Yes, there were some mitigating factors. Q3 was a disappointing quarter for Apple iPhone sales, because consumers were waiting for the iPhone 5. Samsung’s shipments were sales into the channel, not end-user sales. Samsung’s smartphone sales include some Windows phones. And, yes, Apple will likely have a monster Q4 on the back of the iPhone 4S.
But still…
Android has now blasted past iOS in the smartphone platform market. Samsung has now blasted past Apple in the global handset market. Samsung and Motorola phones have now come very close to the iPhone in terms of design and performance, so much so that even some former Apple fanatics are defecting to Android. And Android has become an increasingly viable and important platform for developers (and, if past is prologue, is on its way to becoming the most important).
No matter how you look at it, in a race for global smartphone platform domination, this is a worrisome trend for Apple.

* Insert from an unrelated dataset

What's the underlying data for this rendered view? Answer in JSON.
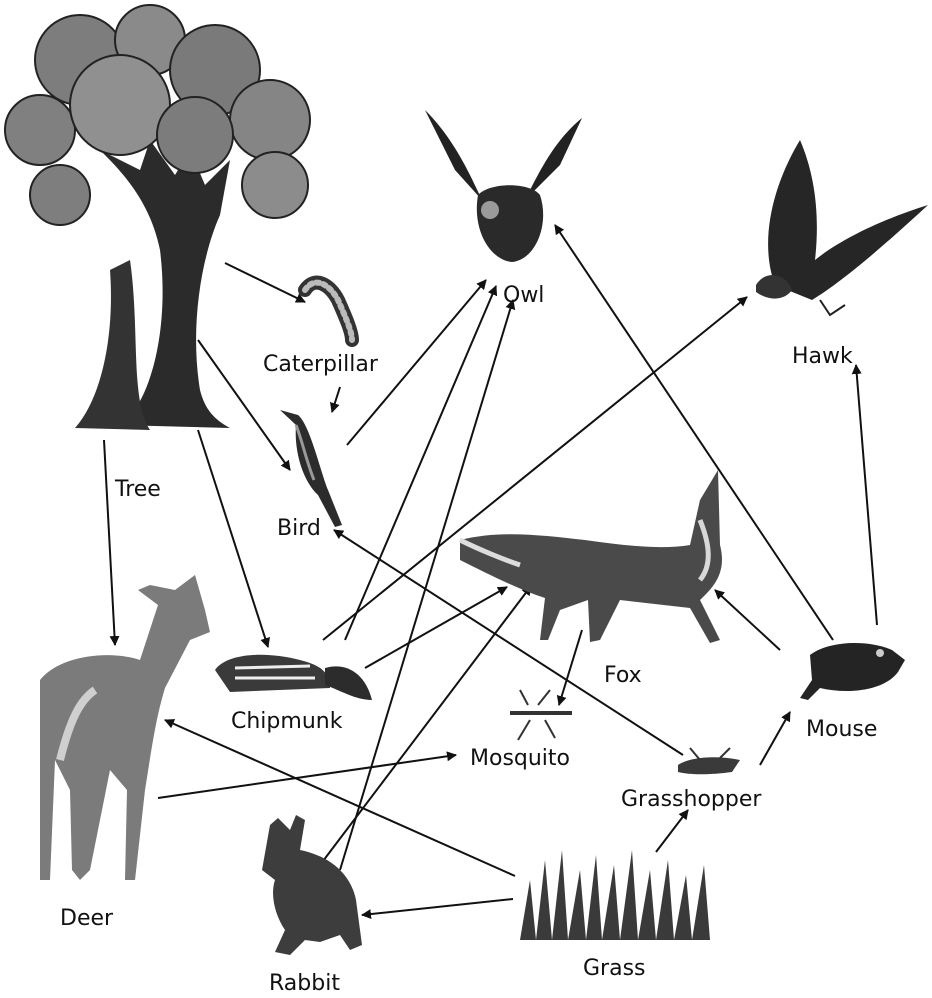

As the history of the tech industry has demonstrated again and again, technology platform markets tend to standardize around a single dominant platform. Although several different platforms can co-exist while a market is developing, eventually a clear leader emerges. And as it does, the leader’s power and “network effects” grow, while the leverage of the smaller platforms diminishes.
In the case of Android, this growing power will not lead to enormous profits for Google, because, right now anyway, Google is not selling Android. (Instead, Google is building a “moat” around its wildly profitable search business and making it easier for people to use Google search from their phones. This may change when Google acquires Motorola and starts selling integrated handsets itself.)

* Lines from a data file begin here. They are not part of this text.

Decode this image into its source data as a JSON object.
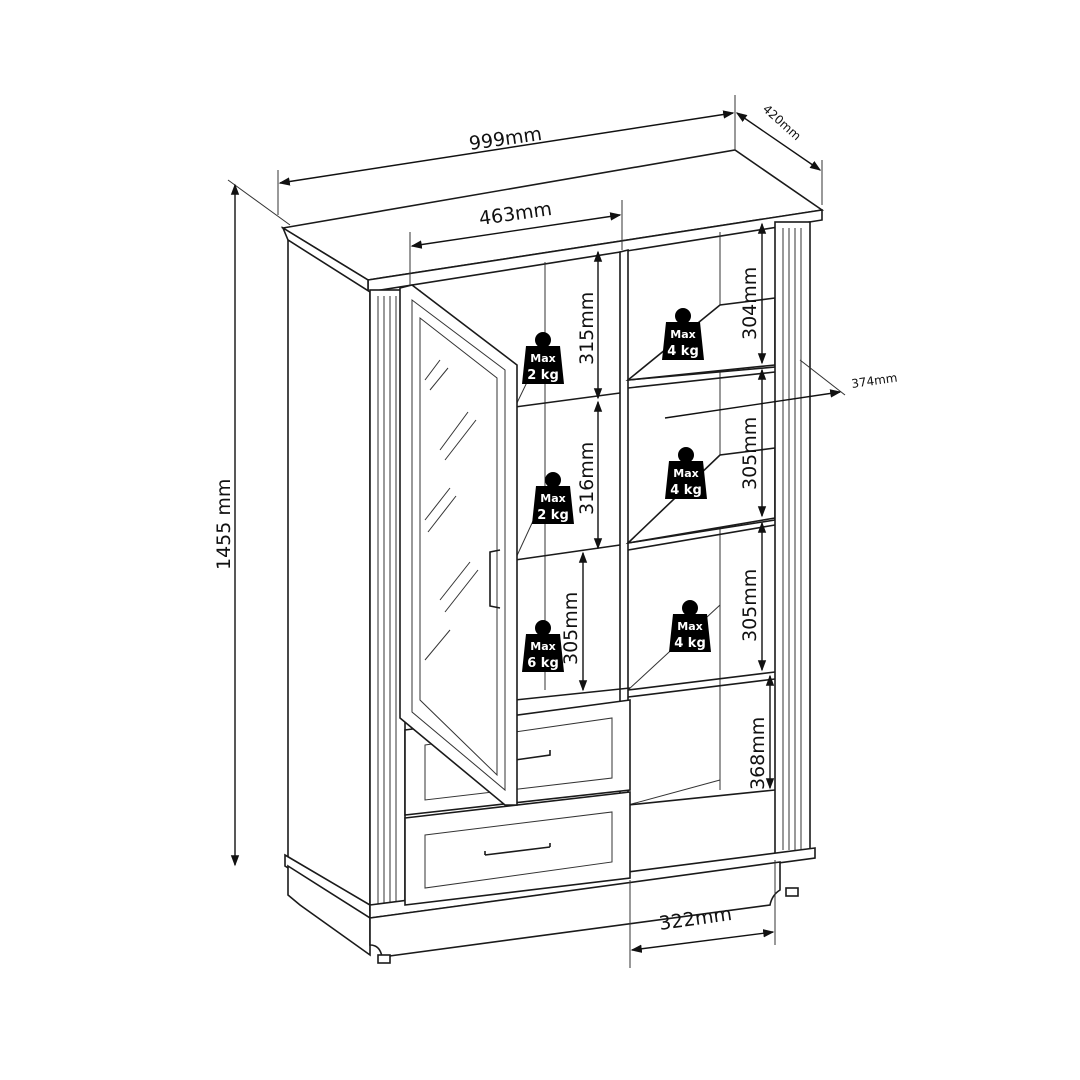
{
  "dimensions": {
    "width": "999mm",
    "depth": "420mm",
    "height": "1455 mm",
    "door_width": "463mm",
    "shelf_depth": "374mm",
    "bottom_width": "322mm",
    "left_gap_1": "315mm",
    "left_gap_2": "316mm",
    "left_gap_3": "305mm",
    "right_gap_1": "304mm",
    "right_gap_2": "305mm",
    "right_gap_3": "305mm",
    "right_gap_4": "368mm"
  },
  "weights": [
    {
      "label": "Max",
      "value": "2 kg"
    },
    {
      "label": "Max",
      "value": "2 kg"
    },
    {
      "label": "Max",
      "value": "6 kg"
    },
    {
      "label": "Max",
      "value": "4 kg"
    },
    {
      "label": "Max",
      "value": "4 kg"
    },
    {
      "label": "Max",
      "value": "4 kg"
    }
  ]
}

But the better Android phones get, and the more market share Android gains, the more Android’s network effects will increase, and the more Apple’s leverage over the iPhone ecosystem will diminish. And that can only be bad news for Apple’s ability to continue to command exploding profits from iPhones, app developers, musicians, media companies, and others who now must pay it big distribution fees because they have no other choice.
Similarly, the bigger other global handset manufacturers get relative to Apple, the less (relative) leverage Apple will have over partners in the global parts-and-manufacturing supply chains.
As we’ve noted frequently, Apple learned some key lessons after getting clobbered in the PC platform market in the 1990s. And it has three key advantages that it didn’t have then:
- Its products are priced the same as, or below, the competition (In the 1980s and 1990s, Apple’s Macs were always “premium” priced)
- The “platform” aspect of smartphones is not as all-powerful as the platform aspect of PCs, because so many apps are built into all phones and/or are cloud-based or otherwise platform agnostic, and
- Android is still a fragmented platform, with several different versions that aren’t cross-compatible, reducing the advantages of a common platform
All these advantages have helped Apple continue to thrive over the past couple of years. But Apple’s decision to move the launch of the latest iPhone back three months, as well as its decision not release a revolutionary new phone until next year, have helped Android close the gap. And the ongoing Android share gains, as well as Samsung’s blowout quarter and the disappointing Q3 iPhone sales, should be wake-up calls.